What follows is the configuration I strived to achieve to save my Kafka topics data into a Cassandra cluster using the Cassandra Sink connector.

It was not so trivial as my data do not conform to what is expected by the connector (from the confluent guide and on all the blogs / articles I googled about the Cassandra Sink Connector).

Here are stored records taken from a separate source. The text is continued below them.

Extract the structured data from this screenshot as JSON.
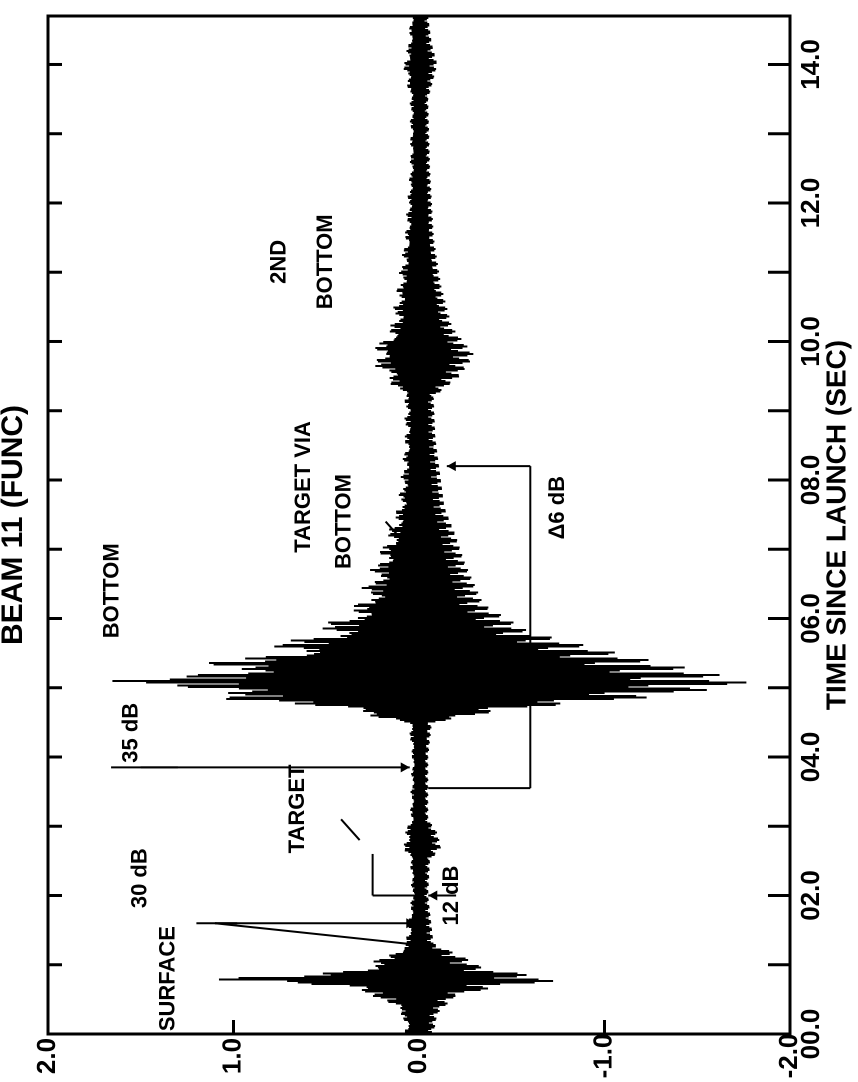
{
  "chart_data": {
    "type": "line",
    "title": "BEAM 11 (FUNC)",
    "xlabel": "TIME SINCE LAUNCH (SEC)",
    "ylabel": "",
    "xlim": [
      0,
      14.7
    ],
    "ylim": [
      -2.0,
      2.0
    ],
    "x_tick_labels": [
      {
        "value": 0.0,
        "label": "00.0"
      },
      {
        "value": 2.0,
        "label": "02.0"
      },
      {
        "value": 4.0,
        "label": "04.0"
      },
      {
        "value": 6.0,
        "label": "06.0"
      },
      {
        "value": 8.0,
        "label": "08.0"
      },
      {
        "value": 10.0,
        "label": "10.0"
      },
      {
        "value": 12.0,
        "label": "12.0"
      },
      {
        "value": 14.0,
        "label": "14.0"
      }
    ],
    "x_minor_ticks": [
      1.0,
      3.0,
      5.0,
      7.0,
      9.0,
      11.0,
      13.0
    ],
    "y_tick_labels": [
      {
        "value": 2.0,
        "label": "2.0"
      },
      {
        "value": 1.0,
        "label": "1.0"
      },
      {
        "value": 0.0,
        "label": "0.0"
      },
      {
        "value": -1.0,
        "label": "-1.0"
      },
      {
        "value": -2.0,
        "label": "-2.0"
      }
    ],
    "grid": false,
    "series": [
      {
        "color": "#000000",
        "envelope": [
          {
            "x": 0.0,
            "max": 0.08,
            "min": -0.08
          },
          {
            "x": 0.3,
            "max": 0.1,
            "min": -0.1
          },
          {
            "x": 0.55,
            "max": 0.25,
            "min": -0.2
          },
          {
            "x": 0.7,
            "max": 0.55,
            "min": -0.45
          },
          {
            "x": 0.78,
            "max": 1.2,
            "min": -0.8
          },
          {
            "x": 0.85,
            "max": 0.7,
            "min": -0.6
          },
          {
            "x": 0.95,
            "max": 0.35,
            "min": -0.35
          },
          {
            "x": 1.1,
            "max": 0.2,
            "min": -0.25
          },
          {
            "x": 1.3,
            "max": 0.08,
            "min": -0.08
          },
          {
            "x": 2.0,
            "max": 0.04,
            "min": -0.05
          },
          {
            "x": 2.5,
            "max": 0.05,
            "min": -0.06
          },
          {
            "x": 2.7,
            "max": 0.09,
            "min": -0.12
          },
          {
            "x": 2.9,
            "max": 0.08,
            "min": -0.1
          },
          {
            "x": 3.1,
            "max": 0.05,
            "min": -0.05
          },
          {
            "x": 4.0,
            "max": 0.04,
            "min": -0.05
          },
          {
            "x": 4.5,
            "max": 0.06,
            "min": -0.07
          },
          {
            "x": 4.7,
            "max": 0.5,
            "min": -0.5
          },
          {
            "x": 4.85,
            "max": 1.1,
            "min": -1.2
          },
          {
            "x": 5.05,
            "max": 1.75,
            "min": -1.8
          },
          {
            "x": 5.2,
            "max": 1.45,
            "min": -1.6
          },
          {
            "x": 5.45,
            "max": 1.0,
            "min": -1.15
          },
          {
            "x": 5.8,
            "max": 0.6,
            "min": -0.6
          },
          {
            "x": 6.2,
            "max": 0.35,
            "min": -0.35
          },
          {
            "x": 6.8,
            "max": 0.25,
            "min": -0.25
          },
          {
            "x": 7.2,
            "max": 0.18,
            "min": -0.2
          },
          {
            "x": 7.6,
            "max": 0.12,
            "min": -0.14
          },
          {
            "x": 8.0,
            "max": 0.1,
            "min": -0.12
          },
          {
            "x": 8.6,
            "max": 0.08,
            "min": -0.09
          },
          {
            "x": 9.2,
            "max": 0.08,
            "min": -0.08
          },
          {
            "x": 9.5,
            "max": 0.2,
            "min": -0.22
          },
          {
            "x": 9.8,
            "max": 0.28,
            "min": -0.3
          },
          {
            "x": 10.2,
            "max": 0.16,
            "min": -0.18
          },
          {
            "x": 10.8,
            "max": 0.12,
            "min": -0.12
          },
          {
            "x": 11.5,
            "max": 0.08,
            "min": -0.08
          },
          {
            "x": 12.5,
            "max": 0.05,
            "min": -0.06
          },
          {
            "x": 13.5,
            "max": 0.05,
            "min": -0.05
          },
          {
            "x": 14.0,
            "max": 0.09,
            "min": -0.1
          },
          {
            "x": 14.3,
            "max": 0.06,
            "min": -0.07
          },
          {
            "x": 14.7,
            "max": 0.05,
            "min": -0.05
          }
        ]
      }
    ],
    "annotations": [
      {
        "id": "surface",
        "text": "SURFACE",
        "x": 0.8,
        "y": 1.35
      },
      {
        "id": "30db",
        "text": "30 dB",
        "x": 2.25,
        "y": 1.5
      },
      {
        "id": "target",
        "text": "TARGET",
        "x": 3.25,
        "y": 0.65
      },
      {
        "id": "12db",
        "text": "12 dB",
        "x": 2.0,
        "y": -0.18
      },
      {
        "id": "35db",
        "text": "35 dB",
        "x": 4.35,
        "y": 1.55
      },
      {
        "id": "bottom",
        "text": "BOTTOM",
        "x": 6.4,
        "y": 1.65
      },
      {
        "id": "target_via_line1",
        "text": "TARGET VIA",
        "x": 7.9,
        "y": 0.62
      },
      {
        "id": "target_via_line2",
        "text": "BOTTOM",
        "x": 7.4,
        "y": 0.4
      },
      {
        "id": "delta6db",
        "text": "Δ6 dB",
        "x": 7.6,
        "y": -0.75
      },
      {
        "id": "2nd_line1",
        "text": "2ND",
        "x": 11.15,
        "y": 0.75
      },
      {
        "id": "2nd_line2",
        "text": "BOTTOM",
        "x": 11.15,
        "y": 0.5
      }
    ]
  }
}
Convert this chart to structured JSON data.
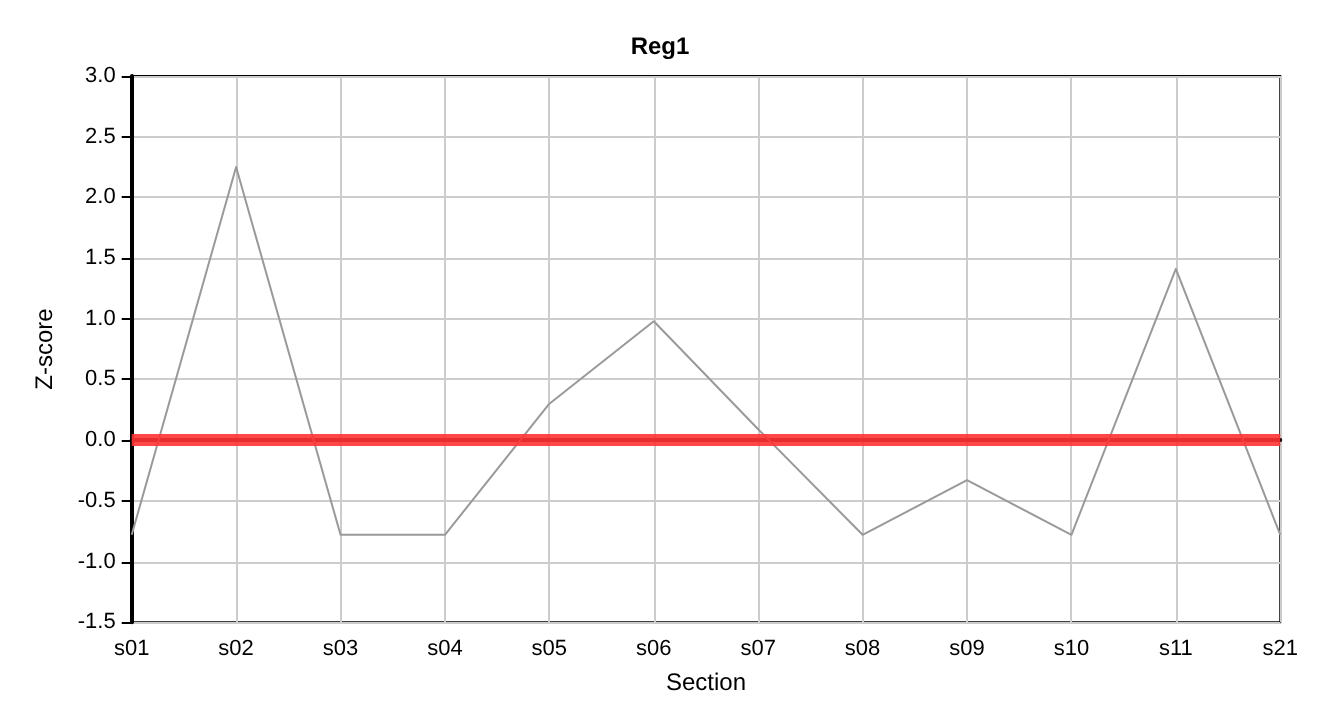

So I wanted to share this with ya to save you time 🙂

So here’s how my data is (or what it is not!)

  1. My data is in a Json format in the topic named requests
    {"id":4,"status":"processing","creationDate":1575906784470}
    {"id":1,"status":"processed","creationDate":1575906789472}
    {"id":6,"status":"other","creationDate":1575906794470}
    {"id":7,"status":"formatted","creationDate":1575906799470}
    {"id":4,"status":"processing","creationDate":1575906804469}
    

    then no avro schema registry, no schema data type … just Json format

  2. I cannot (and I do not want to) wrap data inside a schema / payload envelope

The target table schema in Cassandra strictly matches that structure

CREATE TABLE requests.requests (
    id int PRIMARY KEY,
    creationdate bigint,
    status text
)

The Connector sink connector configuration should look like this in order to insert data from topics into the Cassandra cluster with minimum effort (If we could say that :-/)

{
  "name" : "MyCassandra",
  "config" : {
    "connector.class" : "io.confluent.connect.cassandra.CassandraSinkConnector",
    "confluent.topic.bootstrap.servers": "localhost:9092",
    "tasks.max" : "1",
    "topics" : "requests",
    "connect.cassandra.contact.points": "localhost:9042",
    "connect.cassandra.write.mode" : "Update",
    "cassandra.keyspace" : "myks",
    "value.converter": "org.apache.kafka.connect.json.JsonConverter",
    "value.converter.schemas.enable": "false",
    "key.converter": "org.apache.kafka.connect.converters.IntegerConverter",
    "transforms": "date,createKey,longToInt",
    "transforms.date.type": "org.apache.kafka.connect.transforms.Cast$Value",
    "transforms.date.spec": "creationDate:int64",
    "transforms.createKey.type": "org.apache.kafka.connect.transforms.ValueToKey",
    "transforms.createKey.fields":"id",
    "transforms.longToInt.type": "org.apache.kafka.connect.transforms.Cast$Value",
    "transforms.longToInt.spec": "id:int32"
  }
}

The resulting date in Cassandra looks what expected

 id | creationdate  | status
----+---------------+------------
  5 | 1575908609416 |   accepted
  1 | 1575908629415 |  processed
  2 | 1575908619420 |  validated
  4 | 1575908614416 | processing
  7 | 1575908604420 |  formatted
  6 | 1575908639419 |      other
  3 | 1575908624416 |      error

Enjoy!